I wish she would publish more. I have already ordered Jamilti and Other Stories, which is a collection of her shorter works ordered and eagerly await its arrival in my mailbox. She has a couple of juvenile storybooks that look like easy-readers for young children. Otherwise I think I will have to dig around a bit online to see some of her other work, like War Rabbit which appears in the 'Graphic Lit' section of Words Without Borders (there is quite a lot of graphic works there which might be a good place to get a taste of other artist's/writer's works). There are also a number of shorter works by Modan that have appeared on the New York Times website as well as in the New York Times Magazine. I am especially interested in the works appearing on the website as they are also about Modan's grandmother who fled Warsaw before the war--though I am not sure if she is the same 'character' as Regina Segal or if Mica makes an appearance. I would happily read more about any of the characters from the two books. A complete list of her work is found on her Wikipedia entry.

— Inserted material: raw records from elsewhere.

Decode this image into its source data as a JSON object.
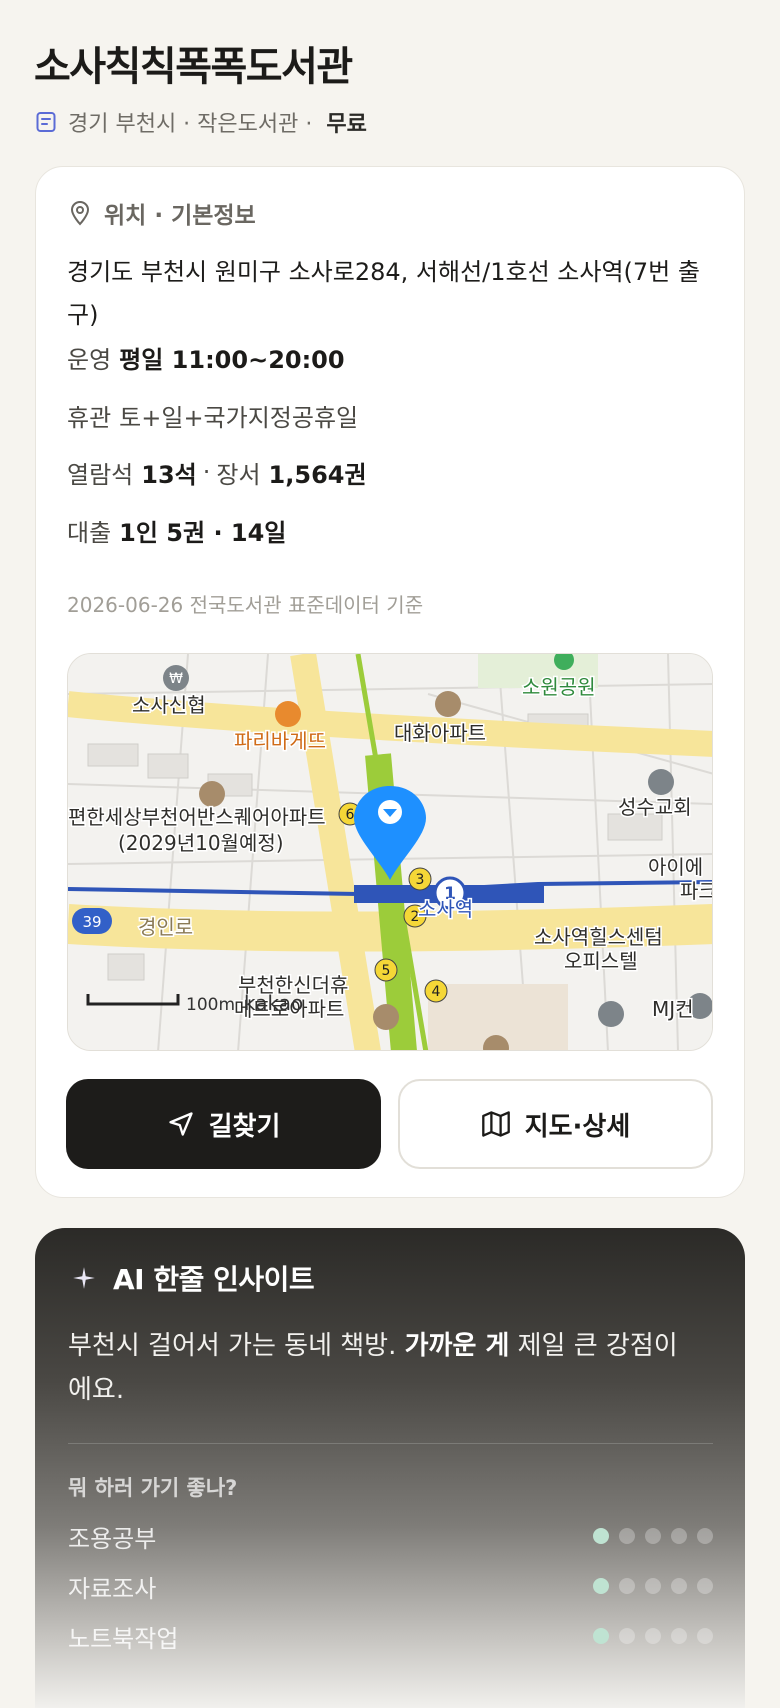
{
  "library": {
    "name": "소사칙칙폭폭도서관",
    "region": "경기 부천시 · 작은도서관 ·",
    "fee": "무료"
  },
  "info": {
    "section_title": "위치 · 기본정보",
    "address": "경기도 부천시 원미구 소사로284, 서해선/1호선 소사역(7번 출구)",
    "hours_label": "운영",
    "hours_value": "평일 11:00~20:00",
    "closed_label": "휴관",
    "closed_value": "토+일+국가지정공휴일",
    "seats_label": "열람석",
    "seats_value": "13석",
    "books_label": "장서",
    "books_value": "1,564권",
    "loan_label": "대출",
    "loan_value": "1인 5권 · 14일",
    "data_basis": "2026-06-26 전국도서관 표준데이터 기준"
  },
  "map": {
    "labels": {
      "bank": "소사신협",
      "bakery": "파리바게뜨",
      "apt1": "대화아파트",
      "park": "소원공원",
      "church": "성수교회",
      "apt2_line1": "편한세상부천어반스퀘어아파트",
      "apt2_line2": "(2029년10월예정)",
      "kids": "아이에",
      "kids2": "파크",
      "station": "소사역",
      "road": "경인로",
      "road_no": "39",
      "office_line1": "소사역힐스센텀",
      "office_line2": "오피스텔",
      "apt3_line1": "부천한신더휴",
      "apt3_line2": "메트로아파트",
      "scale": "100m",
      "brand": "kakao",
      "mj": "MJ컨",
      "line_no": "1",
      "exit2": "2",
      "exit3": "3",
      "exit4": "4",
      "exit5": "5",
      "exit6": "6"
    }
  },
  "actions": {
    "directions": "길찾기",
    "map_detail": "지도·상세"
  },
  "ai": {
    "title": "AI 한줄 인사이트",
    "text_a": "부천시 걸어서 가는 동네 책방. ",
    "text_b": "가까운 게",
    "text_c": " 제일 큰 강점이에요.",
    "question": "뭐 하러 가기 좋나?",
    "ratings": [
      {
        "label": "조용공부",
        "score": 1,
        "max": 5
      },
      {
        "label": "자료조사",
        "score": 1,
        "max": 5
      },
      {
        "label": "노트북작업",
        "score": 1,
        "max": 5
      }
    ]
  },
  "colors": {
    "primary_dark": "#1d1c1a",
    "rating_on": "#bfe3d2",
    "marker": "#1e90ff",
    "line1": "#2f55b8",
    "seohae_line": "#8cc63f"
  }
}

I'm not sure if I will squeeze in anymore books by Israeli authors this year, but I will most certainly have a few lined up in 2016. After Jamilti I will have to look for a new graphic artist to try. Someone recommended Adrian Tomine, whose work I am sure I have seen in the pages of the New Yorker. Any other suggestions? If you are familiar with Rutu Modan, someone working in a similar vein (different subject matter of course but similar storytelling styles perhaps) would be of interest. Closest to hand at the moment, however, is French Milk by Lucy Knisley, which sits right next to my bed. I think its time has come.